To make this happen, a movement is identified as the vehicle:
“A movement has the combined power and influence to be able to identify a simple set of targets for action on nature that everyone can aim for – so-called “science-based targets” to which every business, investor, NGO, city and government can contribute by 2030, such that meeting them will slow down the damage we are doing to nature, and ultimately restore it to the level science says we need.”
Over and over we are inundated with the “simple set of targets” that “everyone can aim for”. Hence, we witness the creation of mobilizations, global in scale, with no rational demands whatsoever.
The implementation of the New Deal For Nature will lay the groundwork for payments for ecosystem services (PES).

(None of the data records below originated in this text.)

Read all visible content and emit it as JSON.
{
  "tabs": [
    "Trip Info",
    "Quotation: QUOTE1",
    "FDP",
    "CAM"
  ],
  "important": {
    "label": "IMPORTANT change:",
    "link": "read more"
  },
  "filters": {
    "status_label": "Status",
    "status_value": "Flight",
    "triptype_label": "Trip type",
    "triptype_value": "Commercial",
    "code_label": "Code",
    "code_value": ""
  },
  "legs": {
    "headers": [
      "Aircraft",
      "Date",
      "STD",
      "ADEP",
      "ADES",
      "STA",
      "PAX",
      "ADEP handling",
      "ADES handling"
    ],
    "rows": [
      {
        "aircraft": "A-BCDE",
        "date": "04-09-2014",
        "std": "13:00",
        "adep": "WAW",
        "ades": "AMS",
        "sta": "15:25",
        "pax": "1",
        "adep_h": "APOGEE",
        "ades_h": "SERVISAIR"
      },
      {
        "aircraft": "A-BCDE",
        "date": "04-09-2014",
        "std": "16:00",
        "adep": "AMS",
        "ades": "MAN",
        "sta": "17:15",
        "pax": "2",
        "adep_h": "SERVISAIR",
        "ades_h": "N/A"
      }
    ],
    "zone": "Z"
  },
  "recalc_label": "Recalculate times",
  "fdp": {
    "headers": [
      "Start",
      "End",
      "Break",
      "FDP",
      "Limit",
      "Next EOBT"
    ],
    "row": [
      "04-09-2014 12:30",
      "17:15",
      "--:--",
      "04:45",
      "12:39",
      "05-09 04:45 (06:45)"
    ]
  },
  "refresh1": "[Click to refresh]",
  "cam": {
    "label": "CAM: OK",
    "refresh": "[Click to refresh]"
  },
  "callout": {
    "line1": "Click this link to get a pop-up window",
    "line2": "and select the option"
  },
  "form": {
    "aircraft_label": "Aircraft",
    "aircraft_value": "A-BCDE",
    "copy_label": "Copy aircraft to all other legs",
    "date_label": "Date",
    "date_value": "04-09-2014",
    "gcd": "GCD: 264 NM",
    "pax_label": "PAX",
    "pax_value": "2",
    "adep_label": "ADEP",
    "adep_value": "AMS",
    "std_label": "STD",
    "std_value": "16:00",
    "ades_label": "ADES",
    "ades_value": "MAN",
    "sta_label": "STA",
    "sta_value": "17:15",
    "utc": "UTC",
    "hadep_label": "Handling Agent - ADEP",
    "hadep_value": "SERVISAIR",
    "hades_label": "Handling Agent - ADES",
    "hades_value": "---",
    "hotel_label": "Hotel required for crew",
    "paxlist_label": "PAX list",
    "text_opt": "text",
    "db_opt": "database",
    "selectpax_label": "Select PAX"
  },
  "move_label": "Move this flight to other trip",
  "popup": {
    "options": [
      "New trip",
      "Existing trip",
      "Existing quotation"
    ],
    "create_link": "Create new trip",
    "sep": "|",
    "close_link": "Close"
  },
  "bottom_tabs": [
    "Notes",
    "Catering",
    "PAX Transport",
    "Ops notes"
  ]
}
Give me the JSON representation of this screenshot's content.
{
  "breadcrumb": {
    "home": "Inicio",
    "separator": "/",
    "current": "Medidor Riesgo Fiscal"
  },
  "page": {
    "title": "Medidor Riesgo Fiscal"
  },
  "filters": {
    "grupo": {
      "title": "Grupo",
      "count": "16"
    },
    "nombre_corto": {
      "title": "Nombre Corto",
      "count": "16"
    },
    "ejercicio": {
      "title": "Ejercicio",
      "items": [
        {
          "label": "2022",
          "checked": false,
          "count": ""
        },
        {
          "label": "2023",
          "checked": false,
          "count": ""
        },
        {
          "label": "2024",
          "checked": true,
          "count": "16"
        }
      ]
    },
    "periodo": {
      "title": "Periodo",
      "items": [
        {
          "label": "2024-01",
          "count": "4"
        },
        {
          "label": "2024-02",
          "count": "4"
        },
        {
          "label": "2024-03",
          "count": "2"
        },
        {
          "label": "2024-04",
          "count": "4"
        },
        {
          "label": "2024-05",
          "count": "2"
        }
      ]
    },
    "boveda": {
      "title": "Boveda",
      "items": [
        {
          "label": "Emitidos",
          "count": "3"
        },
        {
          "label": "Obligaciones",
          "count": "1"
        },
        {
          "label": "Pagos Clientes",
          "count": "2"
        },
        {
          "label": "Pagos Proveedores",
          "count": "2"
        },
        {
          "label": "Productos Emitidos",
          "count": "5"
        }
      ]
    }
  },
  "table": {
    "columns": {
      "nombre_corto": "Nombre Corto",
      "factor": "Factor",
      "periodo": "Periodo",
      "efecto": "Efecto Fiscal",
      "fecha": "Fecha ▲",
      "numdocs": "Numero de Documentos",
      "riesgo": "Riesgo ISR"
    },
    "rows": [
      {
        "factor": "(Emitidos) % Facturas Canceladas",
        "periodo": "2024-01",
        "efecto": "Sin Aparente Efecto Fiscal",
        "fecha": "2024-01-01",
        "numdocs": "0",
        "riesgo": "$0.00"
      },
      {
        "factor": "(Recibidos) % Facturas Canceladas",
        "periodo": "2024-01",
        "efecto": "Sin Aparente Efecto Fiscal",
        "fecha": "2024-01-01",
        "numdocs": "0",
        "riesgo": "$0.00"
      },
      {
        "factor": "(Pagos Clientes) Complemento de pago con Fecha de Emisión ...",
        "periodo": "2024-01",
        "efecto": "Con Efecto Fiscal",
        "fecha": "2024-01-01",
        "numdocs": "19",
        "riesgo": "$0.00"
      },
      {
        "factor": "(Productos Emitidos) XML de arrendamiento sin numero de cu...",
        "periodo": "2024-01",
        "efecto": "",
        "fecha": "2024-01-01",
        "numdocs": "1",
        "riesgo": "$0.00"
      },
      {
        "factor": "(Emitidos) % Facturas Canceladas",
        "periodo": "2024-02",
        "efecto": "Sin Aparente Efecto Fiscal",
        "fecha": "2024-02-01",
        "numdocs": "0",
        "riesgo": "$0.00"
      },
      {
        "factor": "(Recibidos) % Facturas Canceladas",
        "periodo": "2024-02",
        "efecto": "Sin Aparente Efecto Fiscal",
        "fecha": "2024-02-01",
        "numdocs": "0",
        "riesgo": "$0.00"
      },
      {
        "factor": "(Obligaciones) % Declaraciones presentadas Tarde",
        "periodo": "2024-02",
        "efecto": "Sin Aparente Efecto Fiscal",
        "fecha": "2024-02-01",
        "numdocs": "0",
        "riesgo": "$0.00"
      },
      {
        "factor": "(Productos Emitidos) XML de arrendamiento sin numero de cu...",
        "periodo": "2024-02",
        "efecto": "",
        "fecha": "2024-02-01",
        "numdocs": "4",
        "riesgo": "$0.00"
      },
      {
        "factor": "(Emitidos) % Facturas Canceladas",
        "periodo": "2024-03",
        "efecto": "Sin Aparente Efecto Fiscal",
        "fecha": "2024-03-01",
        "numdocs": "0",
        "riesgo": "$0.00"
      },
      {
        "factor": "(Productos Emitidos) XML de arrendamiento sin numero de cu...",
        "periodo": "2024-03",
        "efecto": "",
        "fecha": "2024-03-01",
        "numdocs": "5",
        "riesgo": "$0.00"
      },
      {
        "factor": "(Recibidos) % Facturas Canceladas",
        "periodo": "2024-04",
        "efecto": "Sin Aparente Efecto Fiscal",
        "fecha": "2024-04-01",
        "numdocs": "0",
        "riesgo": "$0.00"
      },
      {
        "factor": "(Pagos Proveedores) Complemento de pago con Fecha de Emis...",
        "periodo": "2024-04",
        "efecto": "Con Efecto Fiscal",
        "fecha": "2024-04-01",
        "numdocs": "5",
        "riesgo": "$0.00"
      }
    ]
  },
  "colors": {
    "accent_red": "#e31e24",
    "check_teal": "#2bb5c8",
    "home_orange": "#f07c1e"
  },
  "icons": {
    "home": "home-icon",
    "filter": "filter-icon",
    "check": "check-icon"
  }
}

This will create the most spectacular opportunity for monetary gain that the financial sector has ever witnessed. New markets offer speculation that promises unimaginable profits. The commodification of most everything sacred, the privatization and objectification of all biodiversity and living things that are immeasurable, above and beyond monetary measure, will be unparalleled, irreversible and inescapable.
In order to manufacture consent from the populace, those rolling out a “new deal for nature” are utilizing the power of holistic language. They are strategically exploiting the very real contempt that we, the public have for externalities (pollution, etc.) – only to sell the financialization of nature back to us as a society. This is very much the same method we witness today as the power elites masterfully exploit the discontent of the youth and the population at large.